HELICITY BOSON: Oh I didn't take any offense, no worries bro 😀
There are indeed some unstable elements in the community, but experience teaches me they are more commonly found in the carebear segment than the "ebil space villain" segment

SEISMIC STAN: I'm not surprised. It's always the quiet ones,

"He seemed like such a nice, quiet lad – still lived with his parents, kept himself to himself. I can't imagine what would make him snap like that." Said the stunned, middle-aged neighbour who thinks "suicide gank" is what leaks out after death.

HELICITY BOSON: hahahahaha

Morg Braktar · 17/07/2012 at 01:56

Interesting conversation. Though, I am not convinced it would all fall to the carebear population. I would say that the players that take the game much to seriously would be more prone to real life acts of rage than the casual players, which are in all facets if New Eden. To me, EvE is a game and while I do believe in taking my games seriously, I am not of the mind to play for twenty hours straight, wake up in the middle of the night for a CTA, or let the game take over my life.

Over at Rinn's blog, I made the comparison of some MMO players and alcoholics. I think that it really does fit. Certain types of players feel the need to start their day off with logging in to check sales, skills or what have you, much as some alcoholics need that first drink in the morning to make it through the day. Then as soon as work or school is over, they rush home to get back in the game, as the alcoholics rush to the nearest bar to get hammered.

This blog banter has definitely been an interesting question for us to opine about.

Emergent Patroller · 17/07/2012 at 17:49

Hmm, funny. If I remember correctly Helicity Boson once got banned for insulting/threatening a developer on a forum.

While I absolutely don't think he ever intended to hurt the guy for real, it shows that everyone can explode if the right (wrong) buttons are pushed. For some it's that their mining ship gets blown up, for others it's the pricing of a monocle.

Impulsive rage, however, is not what I see as the actual problem. We all say things we don't really mean when we are angry or frustrated (or drunk at fanfest). What I find disturbing is people who actually commit premediated (criminal) actions.

That is a completely different kind of wrong.

Morg Braktar · 17/07/2012 at 20:58

I also brought up the issue of Helicity's ban in counter point to the ban that The Mittani suffered. As far as I am aware, Helicity was banned much longer for what I consider much lesser acts. From what I remember of the incident, Helicity was given a permanent ban that was later rescinded. If I have that information wrong, please, someone inform me.
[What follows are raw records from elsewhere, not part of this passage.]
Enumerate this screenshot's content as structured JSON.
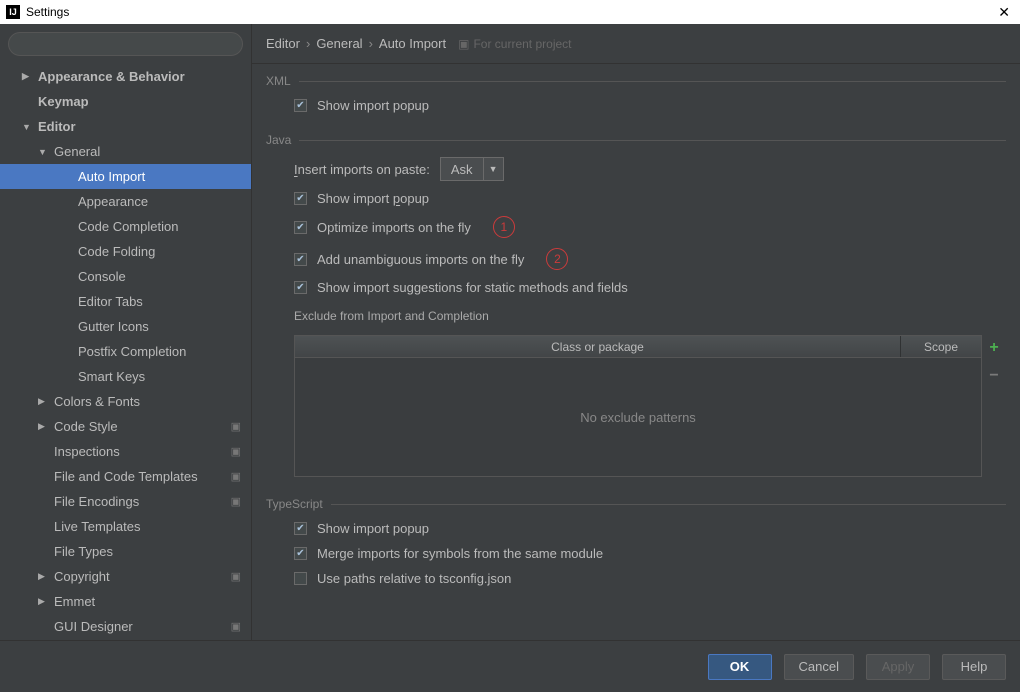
{
  "window": {
    "title": "Settings"
  },
  "search": {
    "placeholder": ""
  },
  "sidebar": {
    "items": [
      {
        "label": "Appearance & Behavior",
        "level": 1,
        "arrow": "right"
      },
      {
        "label": "Keymap",
        "level": 1,
        "arrow": ""
      },
      {
        "label": "Editor",
        "level": 1,
        "arrow": "down"
      },
      {
        "label": "General",
        "level": 2,
        "arrow": "down"
      },
      {
        "label": "Auto Import",
        "level": 3,
        "arrow": "",
        "selected": true
      },
      {
        "label": "Appearance",
        "level": 3,
        "arrow": ""
      },
      {
        "label": "Code Completion",
        "level": 3,
        "arrow": ""
      },
      {
        "label": "Code Folding",
        "level": 3,
        "arrow": ""
      },
      {
        "label": "Console",
        "level": 3,
        "arrow": ""
      },
      {
        "label": "Editor Tabs",
        "level": 3,
        "arrow": ""
      },
      {
        "label": "Gutter Icons",
        "level": 3,
        "arrow": ""
      },
      {
        "label": "Postfix Completion",
        "level": 3,
        "arrow": ""
      },
      {
        "label": "Smart Keys",
        "level": 3,
        "arrow": ""
      },
      {
        "label": "Colors & Fonts",
        "level": 2,
        "arrow": "right"
      },
      {
        "label": "Code Style",
        "level": 2,
        "arrow": "right",
        "proj": true
      },
      {
        "label": "Inspections",
        "level": 2,
        "arrow": "",
        "proj": true
      },
      {
        "label": "File and Code Templates",
        "level": 2,
        "arrow": "",
        "proj": true
      },
      {
        "label": "File Encodings",
        "level": 2,
        "arrow": "",
        "proj": true
      },
      {
        "label": "Live Templates",
        "level": 2,
        "arrow": ""
      },
      {
        "label": "File Types",
        "level": 2,
        "arrow": ""
      },
      {
        "label": "Copyright",
        "level": 2,
        "arrow": "right",
        "proj": true
      },
      {
        "label": "Emmet",
        "level": 2,
        "arrow": "right"
      },
      {
        "label": "GUI Designer",
        "level": 2,
        "arrow": "",
        "proj": true
      }
    ]
  },
  "breadcrumb": {
    "parts": [
      "Editor",
      "General",
      "Auto Import"
    ],
    "hint": "For current project"
  },
  "sections": {
    "xml": {
      "legend": "XML",
      "show_popup": "Show import popup"
    },
    "java": {
      "legend": "Java",
      "insert_label": "Insert imports on paste:",
      "insert_value": "Ask",
      "show_popup": "Show import popup",
      "optimize": "Optimize imports on the fly",
      "unambiguous": "Add unambiguous imports on the fly",
      "static_suggest": "Show import suggestions for static methods and fields",
      "exclude_label": "Exclude from Import and Completion",
      "col1": "Class or package",
      "col2": "Scope",
      "empty": "No exclude patterns",
      "badge1": "1",
      "badge2": "2"
    },
    "ts": {
      "legend": "TypeScript",
      "show_popup": "Show import popup",
      "merge": "Merge imports for symbols  from the same module",
      "paths": "Use paths relative to tsconfig.json"
    }
  },
  "footer": {
    "ok": "OK",
    "cancel": "Cancel",
    "apply": "Apply",
    "help": "Help"
  }
}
I personally do not see the forums as being "the game". Helicity was simply, in my opinion, airing frustration to the devs through the only way that we have available to converse with them. I do not believe that Helicity would have acted on the words.

The problem that I see is that The Mittani holds a loyalty that is so strong that any of the 9000 or so members of the goons would act upon his words. With a group of that size, there is almost certainly going to be a small percentage that either suffer mental infirmities or a lack of moral conviction. Even if that percentage is half a percent, that is 45 people. That is 45 chances for the situation to end badly. You also have the people who may not be a part of that circle that want to be a part and find themselves with the perfect opportunity to show just how loyal they will be.
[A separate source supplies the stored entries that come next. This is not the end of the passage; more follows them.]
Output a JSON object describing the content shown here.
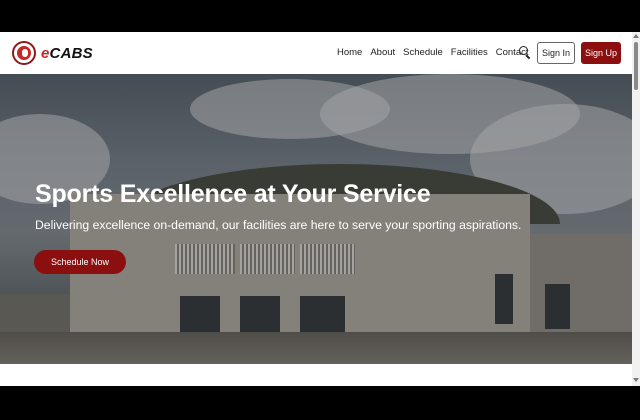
{
  "brand": {
    "name_prefix": "e",
    "name_rest": "CABS"
  },
  "nav": {
    "items": [
      "Home",
      "About",
      "Schedule",
      "Facilities",
      "Contact"
    ],
    "search_icon": "search-icon",
    "signin_label": "Sign In",
    "signup_label": "Sign Up"
  },
  "hero": {
    "title": "Sports Excellence at Your Service",
    "subtitle": "Delivering excellence on-demand, our facilities are here to serve your sporting aspirations.",
    "cta_label": "Schedule Now"
  },
  "colors": {
    "accent": "#8b0f0f",
    "logo_red": "#c62828"
  }
}
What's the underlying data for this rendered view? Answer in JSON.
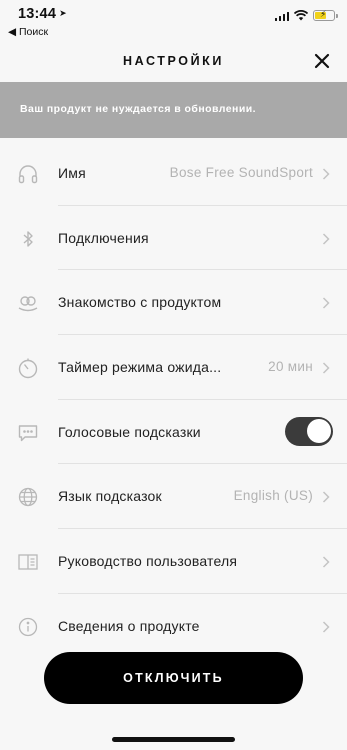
{
  "status_bar": {
    "time": "13:44",
    "back_app": "◀ Поиск"
  },
  "header": {
    "title": "НАСТРОЙКИ",
    "close_icon": "close-icon"
  },
  "banner": {
    "text": "Ваш продукт не нуждается в обновлении."
  },
  "settings": {
    "items": [
      {
        "icon": "headphones-icon",
        "label": "Имя",
        "value": "Bose Free SoundSport"
      },
      {
        "icon": "bluetooth-icon",
        "label": "Подключения",
        "value": ""
      },
      {
        "icon": "earbuds-icon",
        "label": "Знакомство с продуктом",
        "value": ""
      },
      {
        "icon": "timer-icon",
        "label": "Таймер режима ожида...",
        "value": "20 мин"
      },
      {
        "icon": "speech-bubble-icon",
        "label": "Голосовые подсказки",
        "toggle_on": true
      },
      {
        "icon": "globe-icon",
        "label": "Язык подсказок",
        "value": "English (US)"
      },
      {
        "icon": "manual-icon",
        "label": "Руководство пользователя",
        "value": ""
      },
      {
        "icon": "info-icon",
        "label": "Сведения о продукте",
        "value": ""
      }
    ]
  },
  "footer": {
    "disconnect_label": "ОТКЛЮЧИТЬ"
  },
  "colors": {
    "banner_bg": "#a9a9a9",
    "toggle_on": "#3b3b3b",
    "button_bg": "#000000",
    "battery": "#f1d21a"
  }
}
I do not believe that The Mittani meant what he said. I am certain he was just caught up in the moment, alcohol had clouded his judgement, and the words came out before he could even realize what he said.
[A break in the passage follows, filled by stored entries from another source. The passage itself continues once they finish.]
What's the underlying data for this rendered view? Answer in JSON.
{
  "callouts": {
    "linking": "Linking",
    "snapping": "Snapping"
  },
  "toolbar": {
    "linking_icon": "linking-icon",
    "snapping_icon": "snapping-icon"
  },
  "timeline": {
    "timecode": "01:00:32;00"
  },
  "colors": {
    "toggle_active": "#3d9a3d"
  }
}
The problem lies not in what was actually said. It is in the audience that they were spoken to. Just because we say something that we will not act upon, does not mean that some other person will not pick up those words and visit acts of violence or mayhem in our name. There are people in the world that do not consider repercussions for their actions, even if the actions are the suggestion of someone else. Case in point, look at all the people that will vote the party line simply because they were told to in a political election.